At the end of the world, I attempt to make peace with the universe, sit amongst the litter, reading every scrap of receipt or cloth or lost toy for closure. And the sun begins to set, and on the far side of the station, a door waits for me.

I step through.

A figure waits by the railing, as the train comfortably crawls along the tracks— there's no rush here. No where else to go but here.

We're above the clouds now, not the dark, seeping clouds, nor the choking clouds that hang low to the ground. They're the white puffy clouds that allow themselves to be anything only to those looking out windows or laying on soft grass looking up. I stick my hand through the open window, letting it drift just above the soft-as-pet-hair surface.

And then you laugh, like you always used to laugh, and you beckon me forward to join you.

You.

I know you.

You are your favorite color in daffodils and sunsets and rain boots that sit by my door. You are the saved seat, the second mug, the corner spot on the couch. The one with the never-serious grin, the on-line small talk, squirrel whisperer. God, you are the one whose dimple I saw in half of every smile. The sidekick. The shoulder to cry on. The one who never broke at bad news, even when that bad news slowly and insidiously broke you.
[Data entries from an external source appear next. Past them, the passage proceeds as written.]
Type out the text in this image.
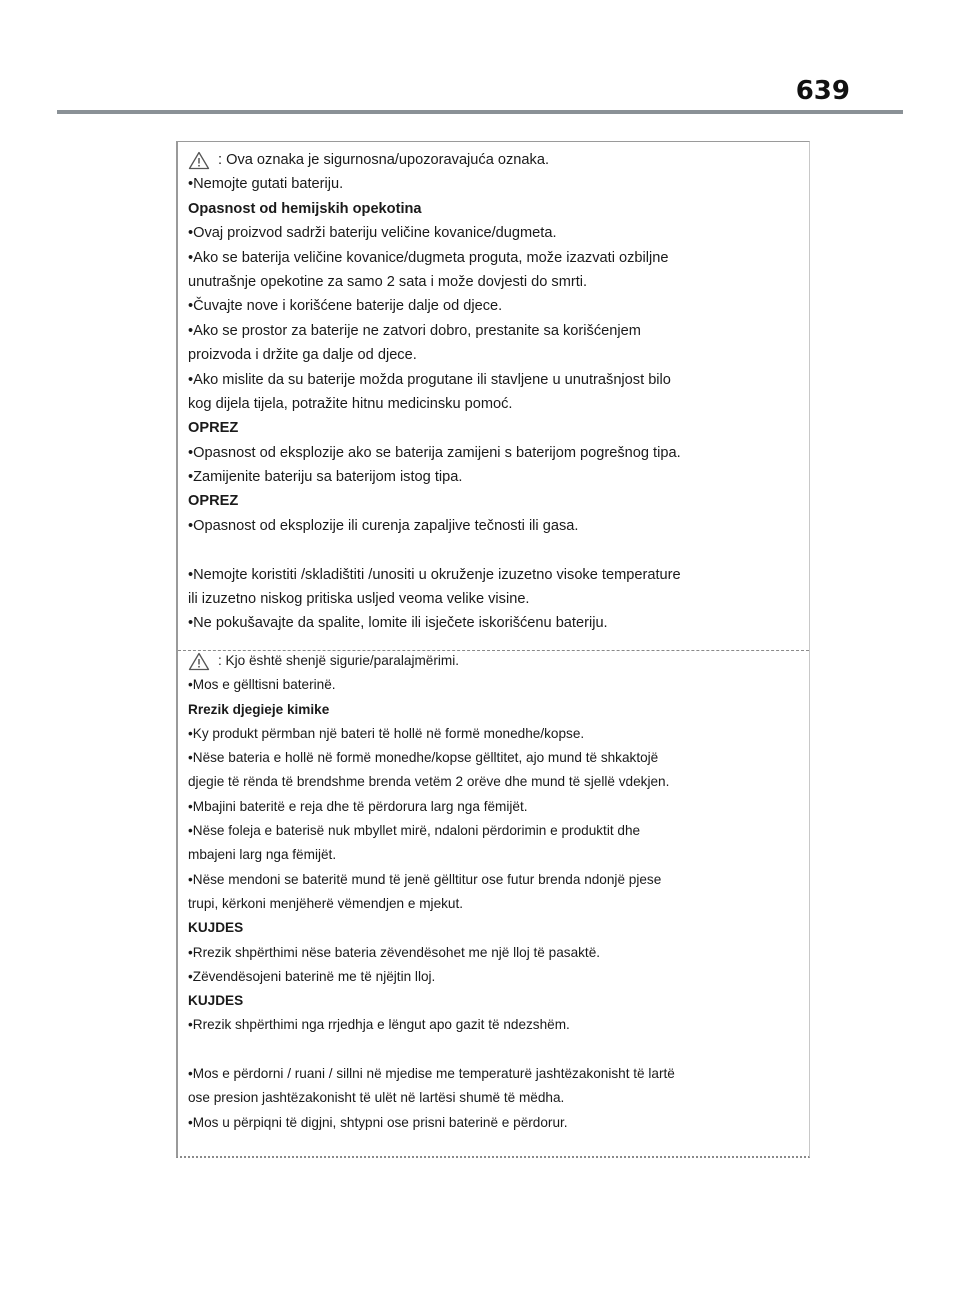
639
: Ova oznaka je sigurnosna/upozoravajuća oznaka.
•Nemojte gutati bateriju.
Opasnost od hemijskih opekotina
•Ovaj proizvod sadrži bateriju veličine kovanice/dugmeta.
•Ako se baterija veličine kovanice/dugmeta proguta, može izazvati ozbiljne
unutrašnje opekotine za samo 2 sata i može dovjesti do smrti.
•Čuvajte nove i korišćene baterije dalje od djece.
•Ako se prostor za baterije ne zatvori dobro, prestanite sa korišćenjem
proizvoda i držite ga dalje od djece.
•Ako mislite da su baterije možda progutane ili stavljene u unutrašnjost bilo
kog dijela tijela, potražite hitnu medicinsku pomoć.
OPREZ
•Opasnost od eksplozije ako se baterija zamijeni s baterijom pogrešnog tipa.
•Zamijenite bateriju sa baterijom istog tipa.
OPREZ
•Opasnost od eksplozije ili curenja zapaljive tečnosti ili gasa.
•Nemojte koristiti /skladištiti /unositi u okruženje izuzetno visoke temperature
ili izuzetno niskog pritiska usljed veoma velike visine.
•Ne pokušavajte da spalite, lomite ili isječete iskorišćenu bateriju.
: Kjo është shenjë sigurie/paralajmërimi.
•Mos e gëlltisni baterinë.
Rrezik djegieje kimike
•Ky produkt përmban një bateri të hollë në formë monedhe/kopse.
•Nëse bateria e hollë në formë monedhe/kopse gëlltitet, ajo mund të shkaktojë
djegie të rënda të brendshme brenda vetëm 2 orëve dhe mund të sjellë vdekjen.
•Mbajini bateritë e reja dhe të përdorura larg nga fëmijët.
•Nëse foleja e baterisë nuk mbyllet mirë, ndaloni përdorimin e produktit dhe
mbajeni larg nga fëmijët.
•Nëse mendoni se bateritë mund të jenë gëlltitur ose futur brenda ndonjë pjese
trupi, kërkoni menjëherë vëmendjen e mjekut.
KUJDES
•Rrezik shpërthimi nëse bateria zëvendësohet me një lloj të pasaktë.
•Zëvendësojeni baterinë me të njëjtin lloj.
KUJDES
•Rrezik shpërthimi nga rrjedhja e lëngut apo gazit të ndezshëm.
•Mos e përdorni / ruani / sillni në mjedise me temperaturë jashtëzakonisht të lartë
ose presion jashtëzakonisht të ulët në lartësi shumë të mëdha.
•Mos u përpiqni të digjni, shtypni ose prisni baterinë e përdorur.
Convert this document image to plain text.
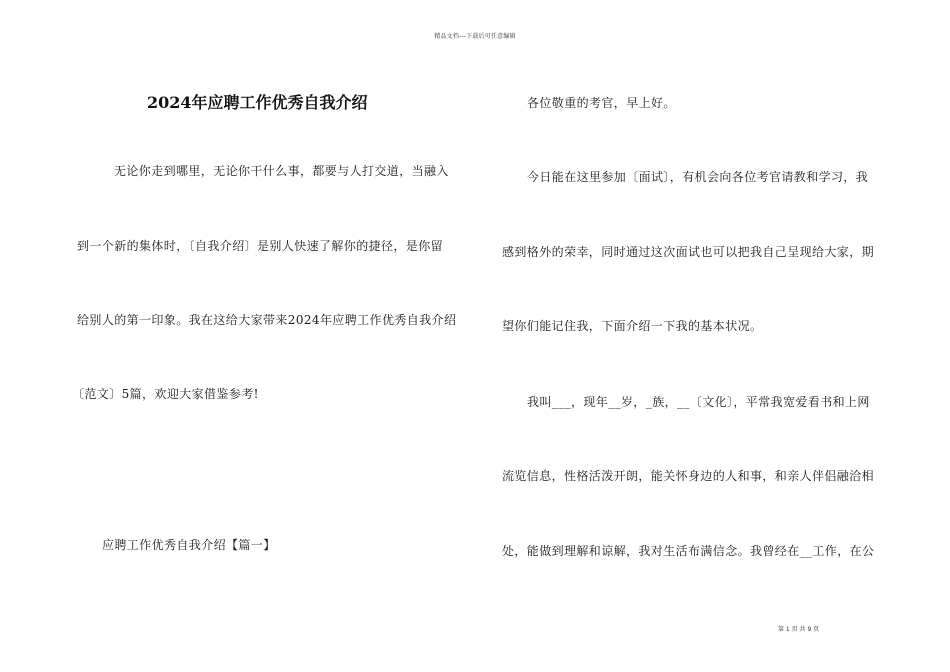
精品文档---下载后可任意编辑
2024年应聘工作优秀自我介绍
无论你走到哪里，无论你干什么事，都要与人打交道，当融入
到一个新的集体时，〔自我介绍〕是别人快速了解你的捷径，是你留
给别人的第一印象。我在这给大家带来2024年应聘工作优秀自我介绍
〔范文〕5篇，欢迎大家借鉴参考!
应聘工作优秀自我介绍【篇一】
各位敬重的考官，早上好。
今日能在这里参加〔面试〕，有机会向各位考官请教和学习，我
感到格外的荣幸，同时通过这次面试也可以把我自己呈现给大家，期
望你们能记住我，下面介绍一下我的基本状况。
我叫___，现年__岁，_族，__〔文化〕，平常我宽爱看书和上网
流览信息，性格活泼开朗，能关怀身边的人和事，和亲人伴侣融洽相
处，能做到理解和谅解，我对生活布满信念。我曾经在__工作，在公
第 1 页 共 9 页
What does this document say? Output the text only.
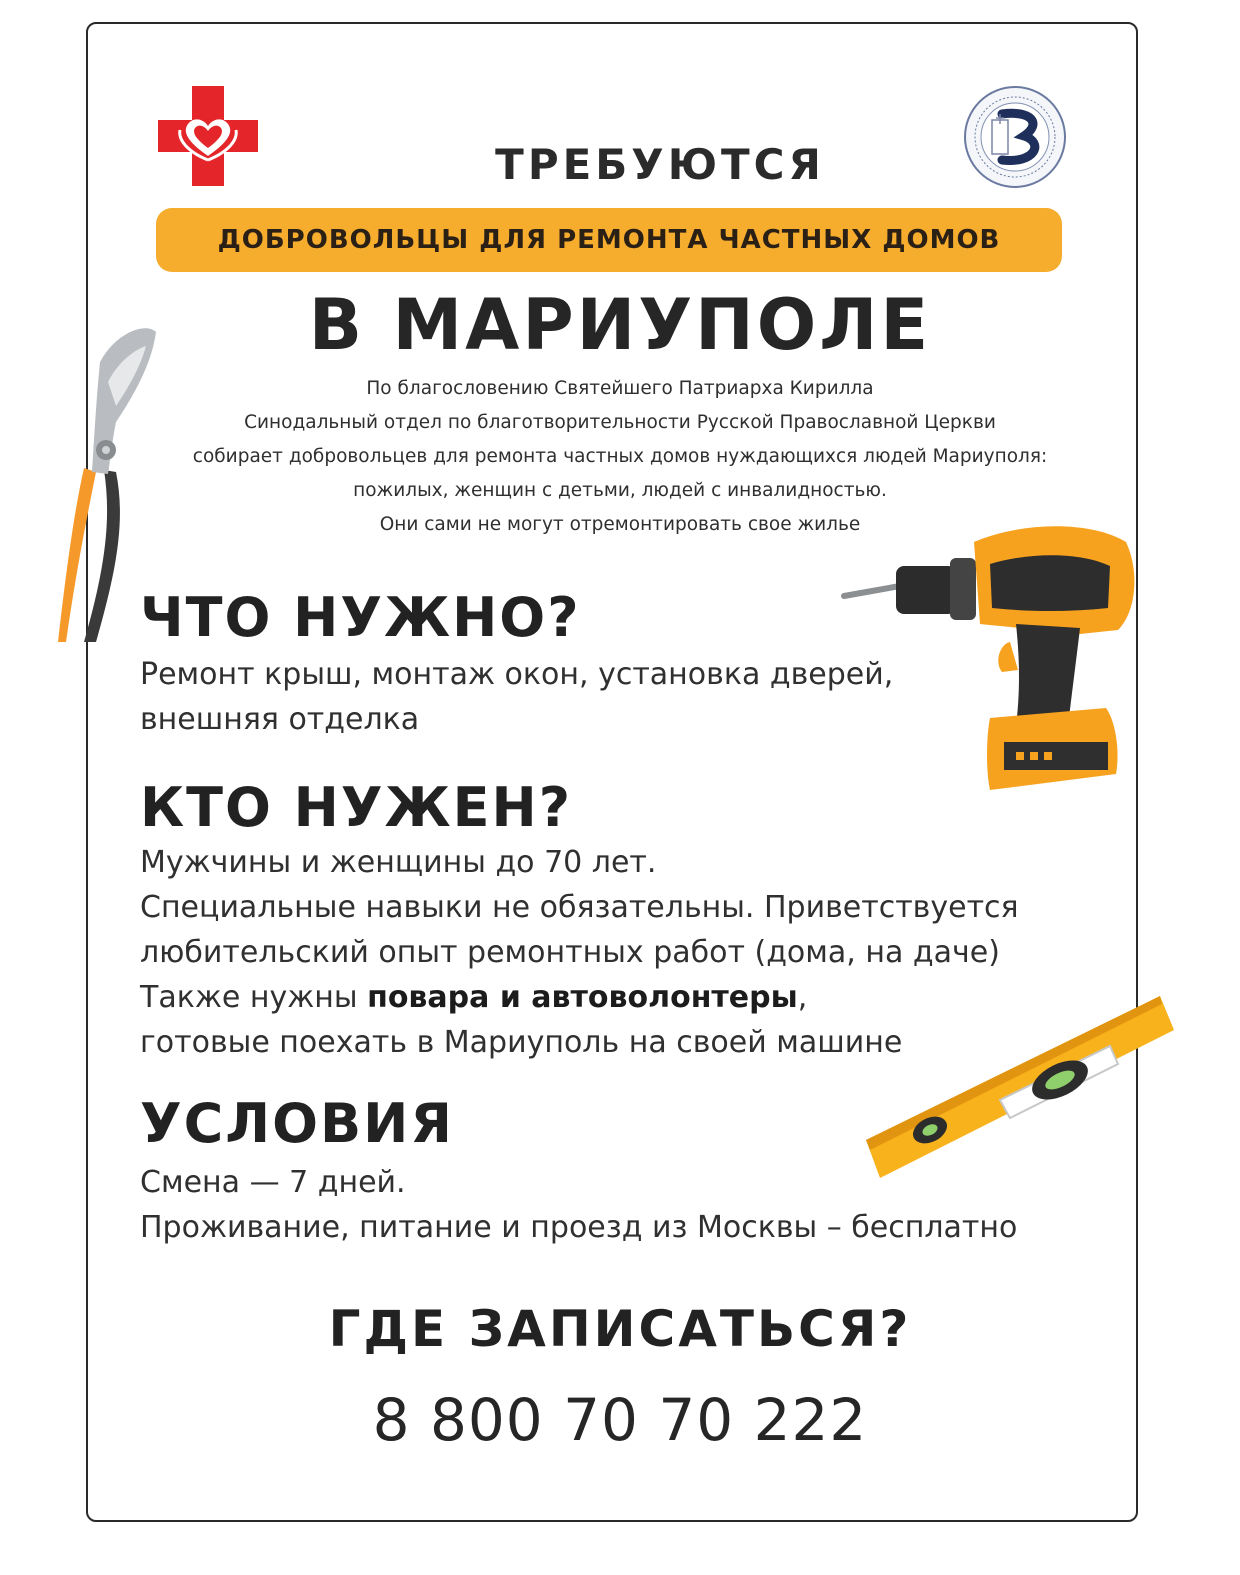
ТРЕБУЮТСЯ
ДОБРОВОЛЬЦЫ ДЛЯ РЕМОНТА ЧАСТНЫХ ДОМОВ
В МАРИУПОЛЕ
По благословению Святейшего Патриарха Кирилла
Синодальный отдел по благотворительности Русской Православной Церкви
собирает добровольцев для ремонта частных домов нуждающихся людей Мариуполя:
пожилых, женщин с детьми, людей с инвалидностью.
Они сами не могут отремонтировать свое жилье
ЧТО НУЖНО?
Ремонт крыш, монтаж окон, установка дверей,
внешняя отделка
КТО НУЖЕН?
Мужчины и женщины до 70 лет.
Специальные навыки не обязательны. Приветствуется
любительский опыт ремонтных работ (дома, на даче)
Также нужны повара и автоволонтеры,
готовые поехать в Мариуполь на своей машине
УСЛОВИЯ
Смена — 7 дней.
Проживание, питание и проезд из Москвы – бесплатно
ГДЕ ЗАПИСАТЬСЯ?
8 800 70 70 222
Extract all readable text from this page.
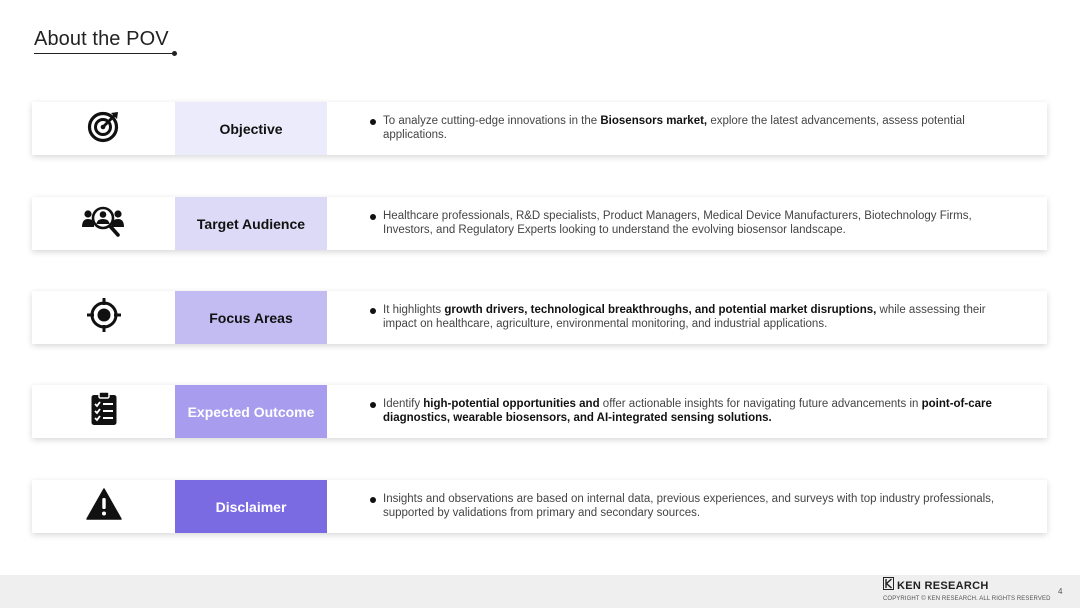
About the POV
Objective	To analyze cutting-edge innovations in the Biosensors market, explore the latest advancements, assess potential applications.
Target Audience	Healthcare professionals, R&D specialists, Product Managers, Medical Device Manufacturers, Biotechnology Firms, Investors, and Regulatory Experts looking to understand the evolving biosensor landscape.
Focus Areas	It highlights growth drivers, technological breakthroughs, and potential market disruptions, while assessing their impact on healthcare, agriculture, environmental monitoring, and industrial applications.
Expected Outcome	Identify high-potential opportunities and offer actionable insights for navigating future advancements in point-of-care diagnostics, wearable biosensors, and AI-integrated sensing solutions.
Disclaimer	Insights and observations are based on internal data, previous experiences, and surveys with top industry professionals, supported by validations from primary and secondary sources.
KEN RESEARCH
COPYRIGHT © KEN RESEARCH. ALL RIGHTS RESERVED
4
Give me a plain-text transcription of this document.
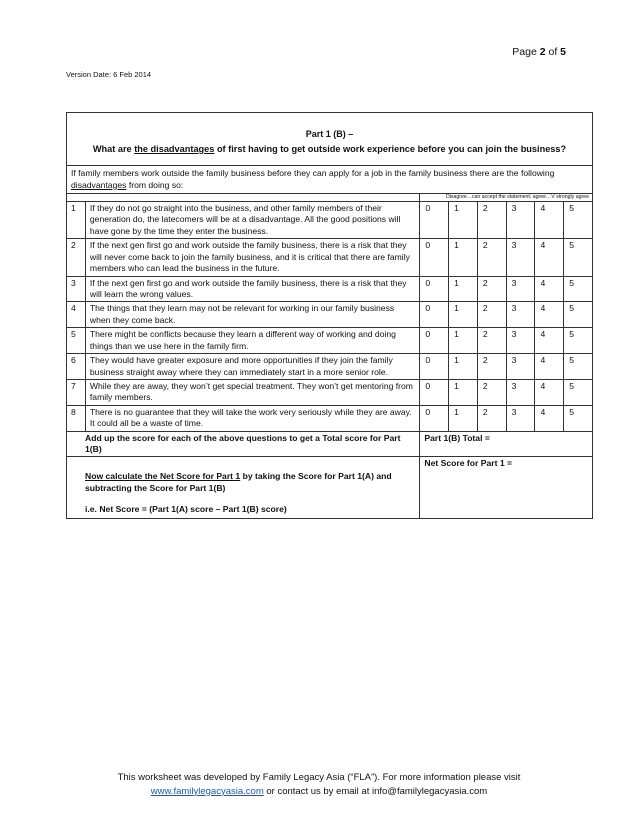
Page 2 of 5
Version Date: 6 Feb 2014
Part 1 (B) –
What are the disadvantages of first having to get outside work experience before you can join the business?							

If family members work outside the family business before they can apply for a job in the family business there are the following disadvantages from doing so:							
		Disagree…can accept the statement; agree…V strongly agree					
1	If they do not go straight into the business, and other family members of their generation do, the latecomers will be at a disadvantage. All the good positions will have gone by the time they enter the business.	0	1	2	3	4	5
2	If the next gen first go and work outside the family business, there is a risk that they will never come back to join the family business, and it is critical that there are family members who can lead the business in the future.	0	1	2	3	4	5
3	If the next gen first go and work outside the family business, there is a risk that they will learn the wrong values.	0	1	2	3	4	5
4	The things that they learn may not be relevant for working in our family business when they come back.	0	1	2	3	4	5
5	There might be conflicts because they learn a different way of working and doing things than we use here in the family firm.	0	1	2	3	4	5
6	They would have greater exposure and more opportunities if they join the family business straight away where they can immediately start in a more senior role.	0	1	2	3	4	5
7	While they are away, they won’t get special treatment. They won’t get mentoring from family members.	0	1	2	3	4	5
8	There is no guarantee that they will take the work very seriously while they are away. It could all be a waste of time.	0	1	2	3	4	5
Add up the score for each of the above questions to get a Total score for Part 1(B)		Part 1(B) Total =					

Now calculate the Net Score for Part 1 by taking the Score for Part 1(A) and subtracting the Score for Part 1(B)
i.e. Net Score = (Part 1(A) score – Part 1(B) score)		Net Score for Part 1 =					
This worksheet was developed by Family Legacy Asia (“FLA”). For more information please visit
www.familylegacyasia.com or contact us by email at info@familylegacyasia.com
You're the one I could never speak of in the past tense, not even now. Not in any of the letters I left unsent, nor in any of the condolences and well-wishes sent my way. Did they love you? Did their tears stain each postmarked letter, or fruit basket or casserole? Did they cry for you? The one who never believes themself worthy to cry over, afraid to learn of how much I wept for you in fear that you might cry too.

It's you.

After all this time, it's you.

You look as beautiful as you did that day at the bier, when strangers' hands dressed, groomed, and made sure you were perfect on your big day.

I missed you.

You who made the word around you glow. You whose absence left me to seek the embers and fireflies and ephemeral specks of glitter that do little to extinguish the darkness, but still shine despite it all. The world is much brighter when you focus on the sparks, when you shakily block out everything else with your hands, when all that can be seen is a tunnel, and the faint luminescence of something on the other side.

I take a step towards it.

At the end of the world, I stare at the light at the end of the tunnel, and all I see is you.